Using xreadlines

B

Brett Hedges

Hi,

I am using both xreadlines and files iterators for a script that I need to finish. I am iterating over the entire file but stopping to use xreadlines to grab certain lines as strings to process them.

My question is how do I go to a previous line in the file? xreadlines has a file.next() statement that gives the next line, and I need a statement that gives me the previous line.

My script has a loop that looks for a certain word then breaks the loop. But I need to go to the previous line before I break since the script uses that line (which gets processed). I'm sure there is an easier way to do this but since I am new to python and have spent a lot of time on this script I can't really go back and change a lot of things unless there is no possible way.
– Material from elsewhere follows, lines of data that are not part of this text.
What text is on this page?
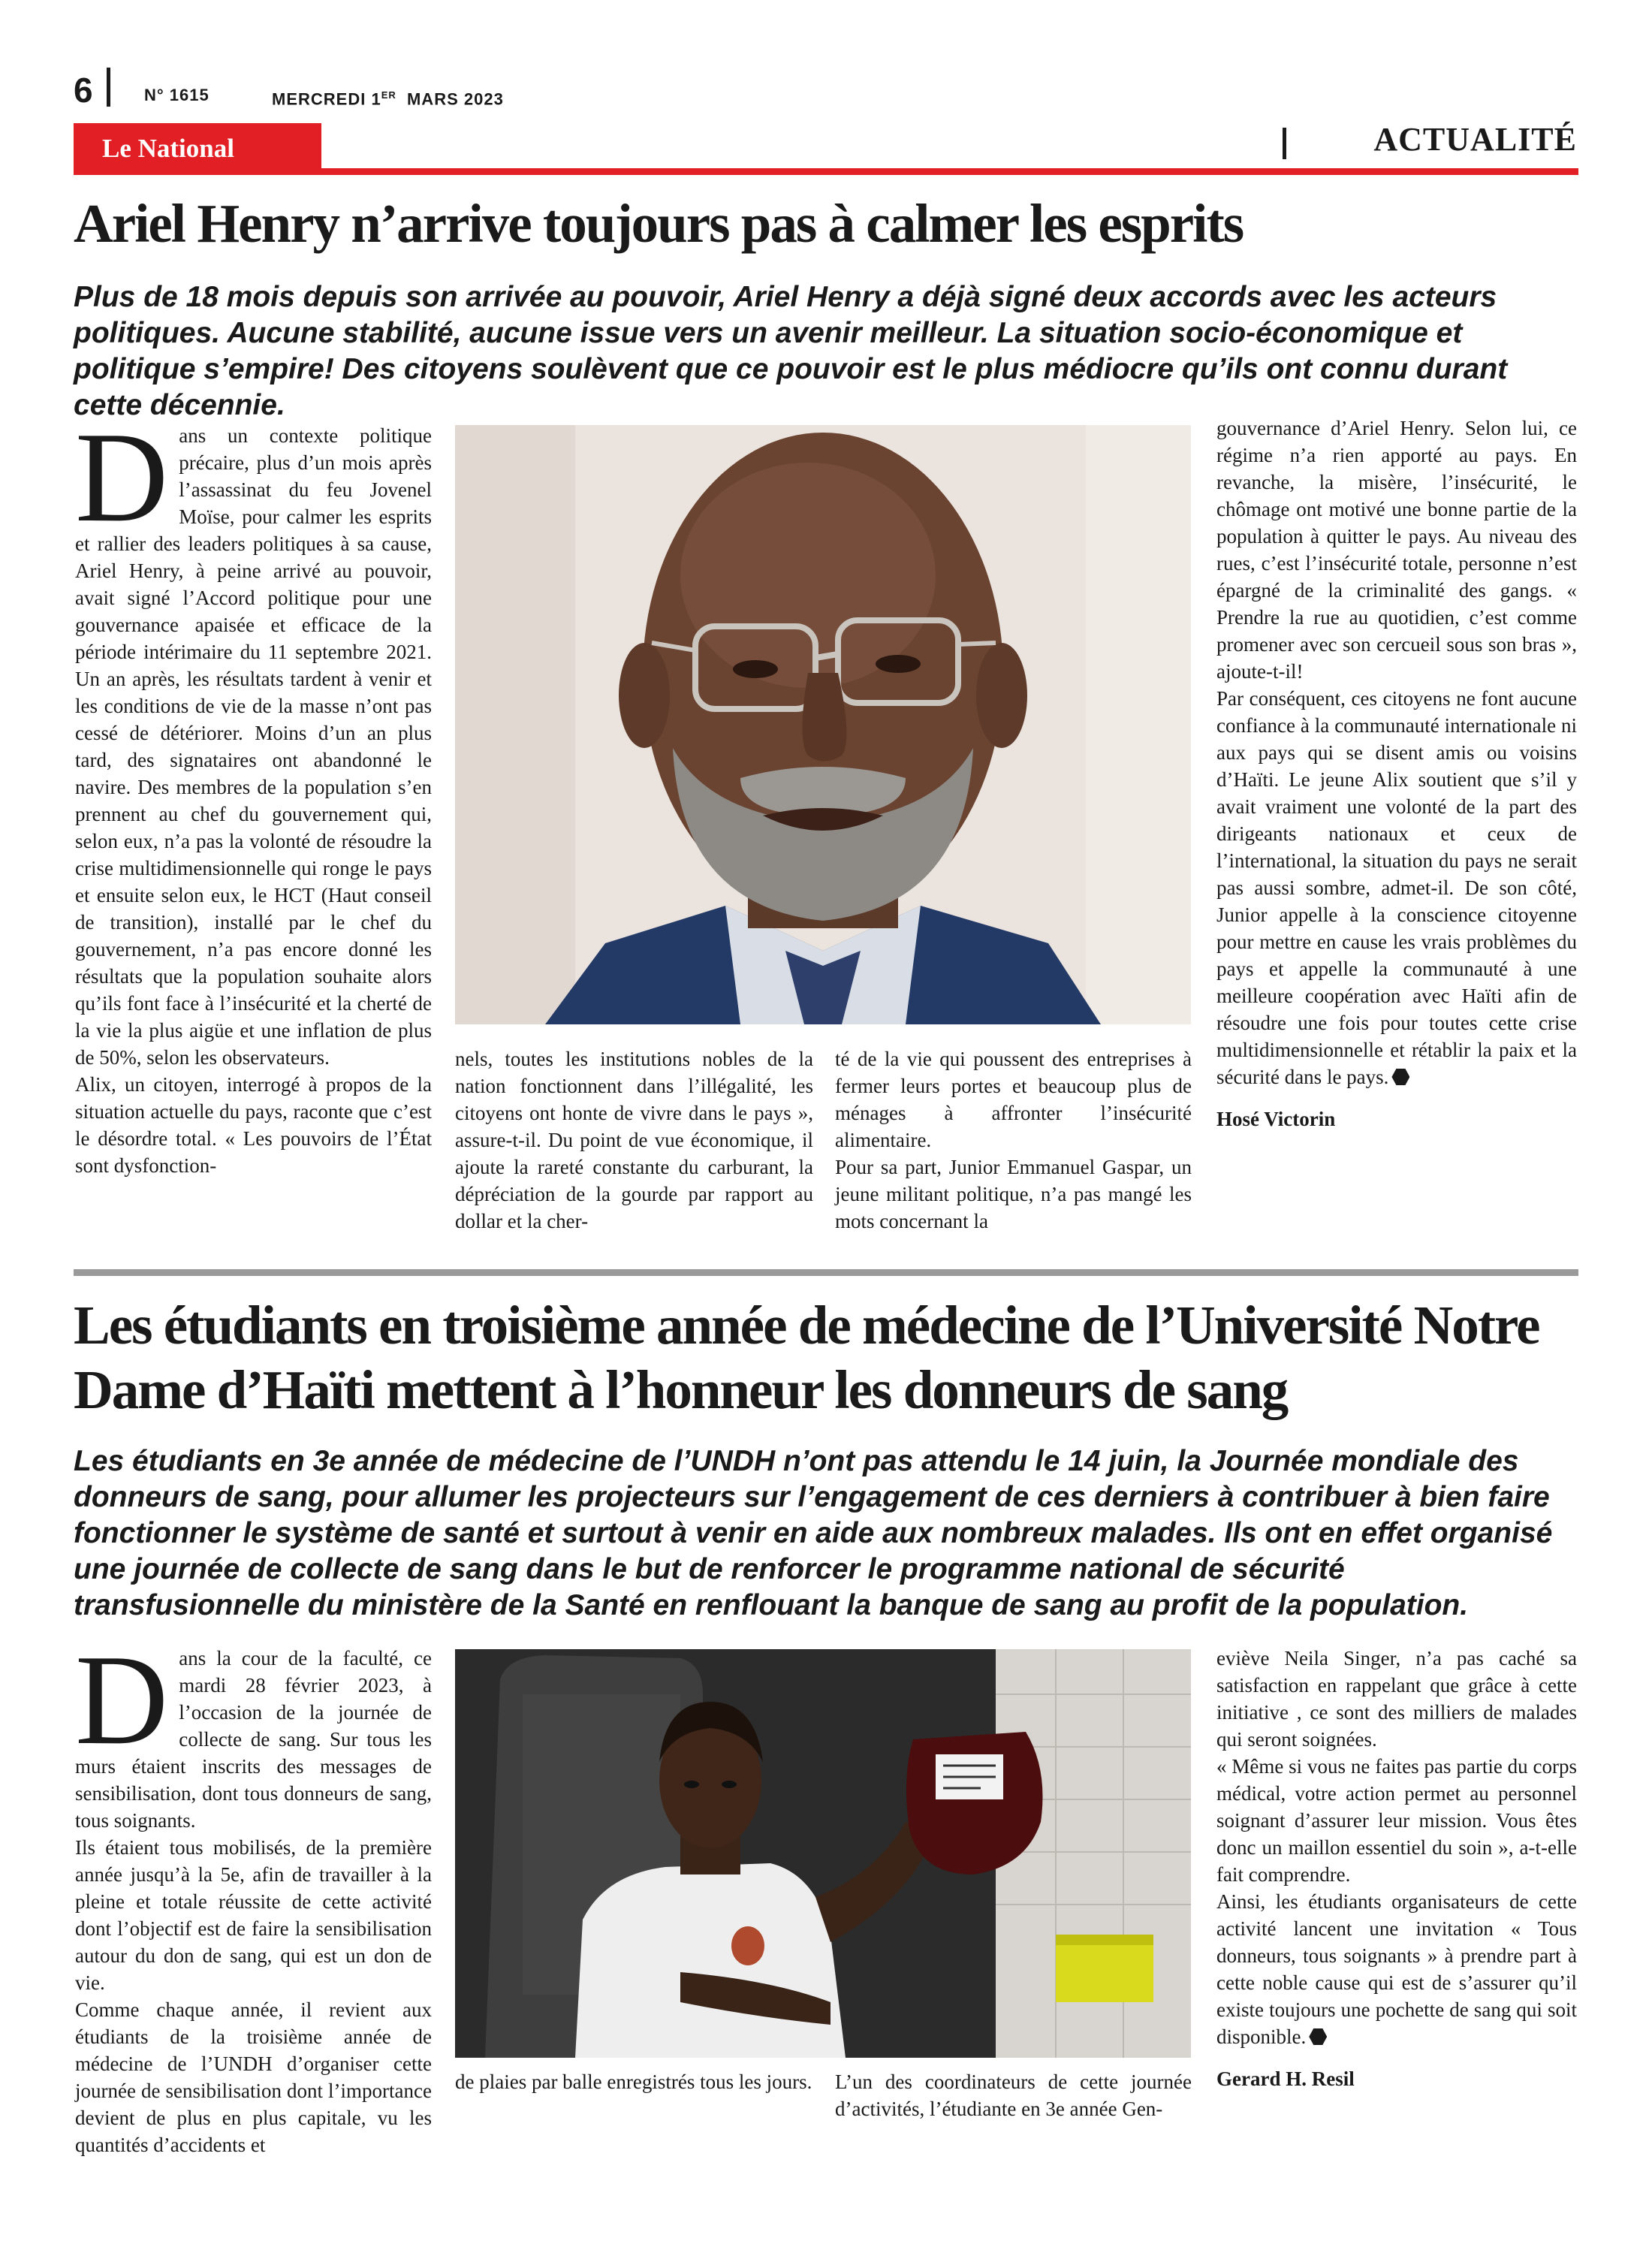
6	N° 1615	MERCREDI 1ER MARS 2023
Le National	ACTUALITÉ
Ariel Henry n’arrive toujours pas à calmer les esprits
Plus de 18 mois depuis son arrivée au pouvoir, Ariel Henry a déjà signé deux accords avec les acteurs politiques. Aucune stabilité, aucune issue vers un avenir meilleur. La situation socio-économique et politique s’empire! Des citoyens soulèvent que ce pouvoir est le plus médiocre qu’ils ont connu durant cette décennie.
D ans un contexte politique précaire, plus d’un mois après l’assassinat du feu Jovenel Moïse, pour calmer les esprits et rallier des leaders politiques à sa cause, Ariel Henry, à peine arrivé au pouvoir, avait signé l’Accord politique pour une gouvernance apaisée et efficace de la période intérimaire du 11 septembre 2021. Un an après, les résultats tardent à venir et les conditions de vie de la masse n’ont pas cessé de détériorer. Moins d’un an plus tard, des signataires ont abandonné le navire. Des membres de la population s’en prennent au chef du gouvernement qui, selon eux, n’a pas la volonté de résoudre la crise multidimensionnelle qui ronge le pays et ensuite selon eux, le HCT (Haut conseil de transition), installé par le chef du gouvernement, n’a pas encore donné les résultats que la population souhaite alors qu’ils font face à l’insécurité et la cherté de la vie la plus aigüe et une inflation de plus de 50%, selon les observateurs.

Alix, un citoyen, interrogé à propos de la situation actuelle du pays, raconte que c’est le désordre total. « Les pouvoirs de l’État sont dysfonction-

nels, toutes les institutions nobles de la nation fonctionnent dans l’illégalité, les citoyens ont honte de vivre dans le pays », assure-t-il. Du point de vue économique, il ajoute la rareté constante du carburant, la dépréciation de la gourde par rapport au dollar et la cher-

té de la vie qui poussent des entreprises à fermer leurs portes et beaucoup plus de ménages à affronter l’insécurité alimentaire.

Pour sa part, Junior Emmanuel Gaspar, un jeune militant politique, n’a pas mangé les mots concernant la

gouvernance d’Ariel Henry. Selon lui, ce régime n’a rien apporté au pays. En revanche, la misère, l’insécurité, le chômage ont motivé une bonne partie de la population à quitter le pays. Au niveau des rues, c’est l’insécurité totale, personne n’est épargné de la criminalité des gangs. « Prendre la rue au quotidien, c’est comme promener avec son cercueil sous son bras », ajoute-t-il!

Par conséquent, ces citoyens ne font aucune confiance à la communauté internationale ni aux pays qui se disent amis ou voisins d’Haïti. Le jeune Alix soutient que s’il y avait vraiment une volonté de la part des dirigeants nationaux et ceux de l’international, la situation du pays ne serait pas aussi sombre, admet-il. De son côté, Junior appelle à la conscience citoyenne pour mettre en cause les vrais problèmes du pays et appelle la communauté à une meilleure coopération avec Haïti afin de résoudre une fois pour toutes cette crise multidimensionnelle et rétablir la paix et la sécurité dans le pays.

Hosé Victorin

Les étudiants en troisième année de médecine de l’Université Notre Dame d’Haïti mettent à l’honneur les donneurs de sang
Les étudiants en 3e année de médecine de l’UNDH n’ont pas attendu le 14 juin, la Journée mondiale des donneurs de sang, pour allumer les projecteurs sur l’engagement de ces derniers à contribuer à bien faire fonctionner le système de santé et surtout à venir en aide aux nombreux malades. Ils ont en effet organisé une journée de collecte de sang dans le but de renforcer le programme national de sécurité transfusionnelle du ministère de la Santé en renflouant la banque de sang au profit de la population.
D ans la cour de la faculté, ce mardi 28 février 2023, à l’occasion de la journée de collecte de sang. Sur tous les murs étaient inscrits des messages de sensibilisation, dont tous donneurs de sang, tous soignants.

Ils étaient tous mobilisés, de la première année jusqu’à la 5e, afin de travailler à la pleine et totale réussite de cette activité dont l’objectif est de faire la sensibilisation autour du don de sang, qui est un don de vie.

Comme chaque année, il revient aux étudiants de la troisième année de médecine de l’UNDH d’organiser cette journée de sensibilisation dont l’importance devient de plus en plus capitale, vu les quantités d’accidents et

de plaies par balle enregistrés tous les jours. L’un des coordinateurs de cette journée d’activités, l’étudiante en 3e année Gen-

eviève Neila Singer, n’a pas caché sa satisfaction en rappelant que grâce à cette initiative , ce sont des milliers de malades qui seront soignées.

« Même si vous ne faites pas partie du corps médical, votre action permet au personnel soignant d’assurer leur mission. Vous êtes donc un maillon essentiel du soin », a-t-elle fait comprendre.

Ainsi, les étudiants organisateurs de cette activité lancent une invitation « Tous donneurs, tous soignants » à prendre part à cette noble cause qui est de s’assurer qu’il existe toujours une pochette de sang qui soit disponible.

Gerard H. Resil
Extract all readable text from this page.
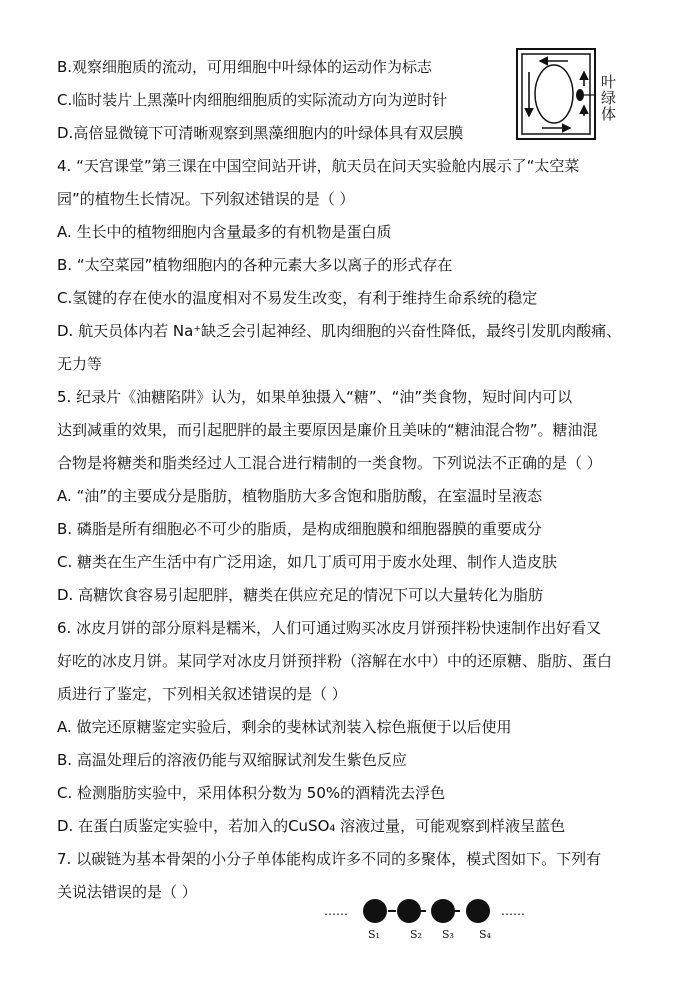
B.观察细胞质的流动，可用细胞中叶绿体的运动作为标志
C.临时装片上黑藻叶肉细胞细胞质的实际流动方向为逆时针
D.高倍显微镜下可清晰观察到黑藻细胞内的叶绿体具有双层膜
4. “天宫课堂”第三课在中国空间站开讲，航天员在问天实验舱内展示了“太空菜
园”的植物生长情况。下列叙述错误的是（ ）
A. 生长中的植物细胞内含量最多的有机物是蛋白质
B. “太空菜园”植物细胞内的各种元素大多以离子的形式存在
C.氢键的存在使水的温度相对不易发生改变，有利于维持生命系统的稳定
D. 航天员体内若 Na⁺缺乏会引起神经、肌肉细胞的兴奋性降低，最终引发肌肉酸痛、
无力等
5. 纪录片《油糖陷阱》认为，如果单独摄入“糖”、“油”类食物，短时间内可以
达到减重的效果，而引起肥胖的最主要原因是廉价且美味的“糖油混合物”。糖油混
合物是将糖类和脂类经过人工混合进行精制的一类食物。下列说法不正确的是（ ）
A. “油”的主要成分是脂肪，植物脂肪大多含饱和脂肪酸，在室温时呈液态
B. 磷脂是所有细胞必不可少的脂质，是构成细胞膜和细胞器膜的重要成分
C. 糖类在生产生活中有广泛用途，如几丁质可用于废水处理、制作人造皮肤
D. 高糖饮食容易引起肥胖，糖类在供应充足的情况下可以大量转化为脂肪
6. 冰皮月饼的部分原料是糯米，人们可通过购买冰皮月饼预拌粉快速制作出好看又
好吃的冰皮月饼。某同学对冰皮月饼预拌粉（溶解在水中）中的还原糖、脂肪、蛋白
质进行了鉴定，下列相关叙述错误的是（ ）
A. 做完还原糖鉴定实验后，剩余的斐林试剂装入棕色瓶便于以后使用
B. 高温处理后的溶液仍能与双缩脲试剂发生紫色反应
C. 检测脂肪实验中，采用体积分数为 50%的酒精洗去浮色
D. 在蛋白质鉴定实验中，若加入的CuSO₄ 溶液过量，可能观察到样液呈蓝色
7. 以碳链为基本骨架的小分子单体能构成许多不同的多聚体，模式图如下。下列有
关说法错误的是（ ）
叶
绿
体
……	……
S₁	S₂ S₃ S₄
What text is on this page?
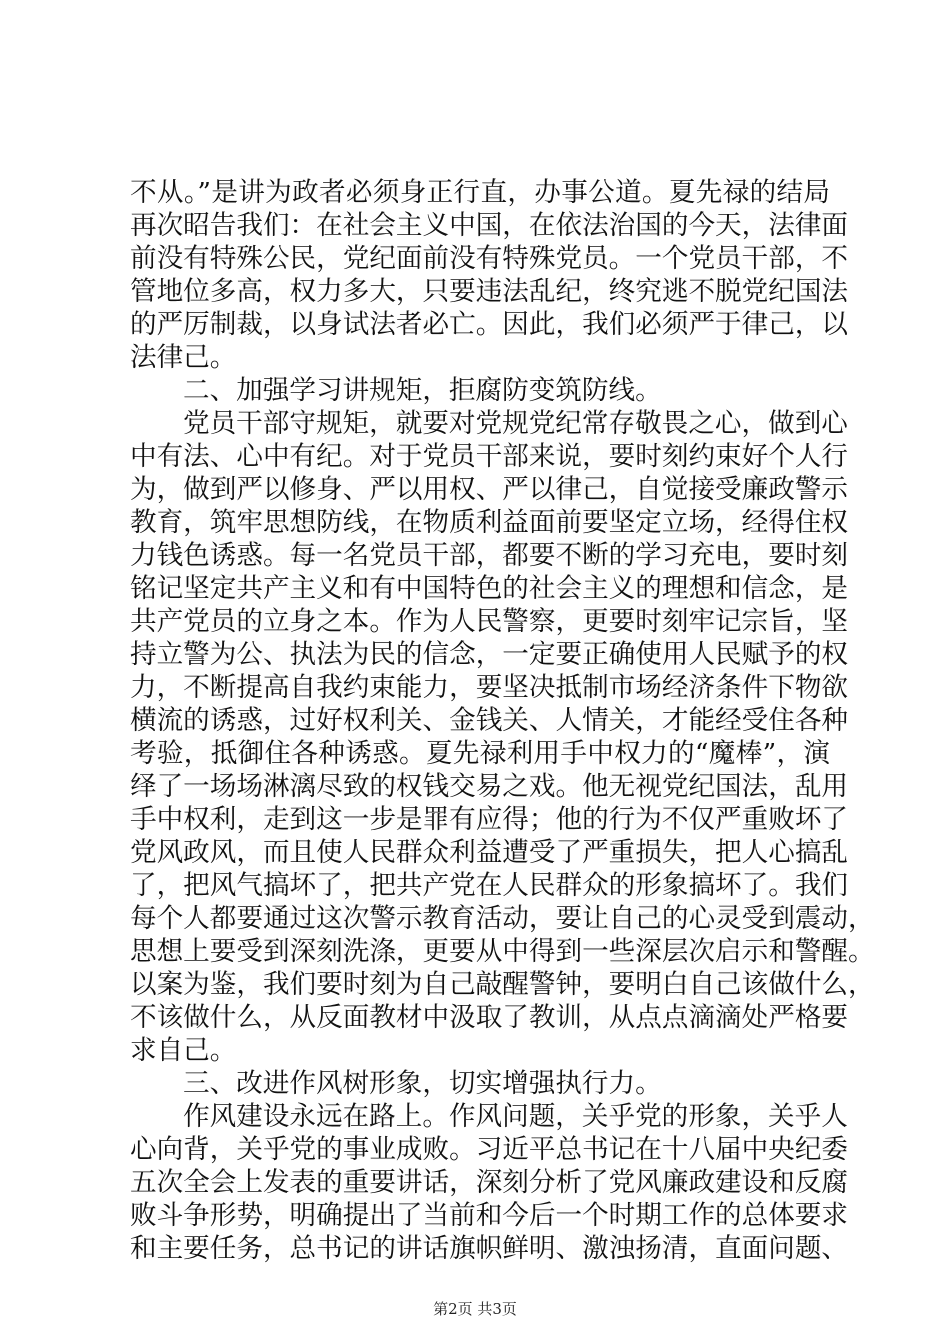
不从。”是讲为政者必须身正行直，办事公道。夏先禄的结局
再次昭告我们：在社会主义中国，在依法治国的今天，法律面
前没有特殊公民，党纪面前没有特殊党员。一个党员干部，不
管地位多高，权力多大，只要违法乱纪，终究逃不脱党纪国法
的严厉制裁，以身试法者必亡。因此，我们必须严于律己，以
法律己。
二、加强学习讲规矩，拒腐防变筑防线。
党员干部守规矩，就要对党规党纪常存敬畏之心，做到心
中有法、心中有纪。对于党员干部来说，要时刻约束好个人行
为，做到严以修身、严以用权、严以律己，自觉接受廉政警示
教育，筑牢思想防线，在物质利益面前要坚定立场，经得住权
力钱色诱惑。每一名党员干部，都要不断的学习充电，要时刻
铭记坚定共产主义和有中国特色的社会主义的理想和信念，是
共产党员的立身之本。作为人民警察，更要时刻牢记宗旨，坚
持立警为公、执法为民的信念，一定要正确使用人民赋予的权
力，不断提高自我约束能力，要坚决抵制市场经济条件下物欲
横流的诱惑，过好权利关、金钱关、人情关，才能经受住各种
考验，抵御住各种诱惑。夏先禄利用手中权力的“魔棒”，演
绎了一场场淋漓尽致的权钱交易之戏。他无视党纪国法，乱用
手中权利，走到这一步是罪有应得；他的行为不仅严重败坏了
党风政风，而且使人民群众利益遭受了严重损失，把人心搞乱
了，把风气搞坏了，把共产党在人民群众的形象搞坏了。我们
每个人都要通过这次警示教育活动，要让自己的心灵受到震动，
思想上要受到深刻洗涤，更要从中得到一些深层次启示和警醒。
以案为鉴，我们要时刻为自己敲醒警钟，要明白自己该做什么，
不该做什么，从反面教材中汲取了教训，从点点滴滴处严格要
求自己。
三、改进作风树形象，切实增强执行力。
作风建设永远在路上。作风问题，关乎党的形象，关乎人
心向背，关乎党的事业成败。习近平总书记在十八届中央纪委
五次全会上发表的重要讲话，深刻分析了党风廉政建设和反腐
败斗争形势，明确提出了当前和今后一个时期工作的总体要求
和主要任务，总书记的讲话旗帜鲜明、激浊扬清，直面问题、
第2页 共3页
Something like the example below.

f.open("text.txt",'r')
files = f.xreadlines()
Name = "Section 1"


for line in f:
if Name in line:
while x<20
field = files.next()
if "2.6" in field:
*****files.previousline()*****
break
x=x+1




Thanks,

Brett
 
B

bearophileHUGS

Brett Hedges:
My question is how do I go to a previous line in the file? xreadlines has a file.next() statement that gives the next line, and I need a statement that gives me the previous line.<

In modern versions of Python you usually don't need xreadlines,
because files are iterable.

If your files are small, you can just read all the lines in a list
with open(...).readlines(), and then just use the item of the list
with the n-1 index.

If the file is quite large or you like to keep things lazy, then you
have to keep memory of the previous line, using an auxiliary variable.
You can also wrap this idiom into a generator function (or iterable
class, probably) that yields items and keeps memory of the last one
(but you can't ask the previous of the first item, of course).

You can also keep track of the absolute position of the lines in the
file, etc, or step back looking for newlines, etc, but it's not handy.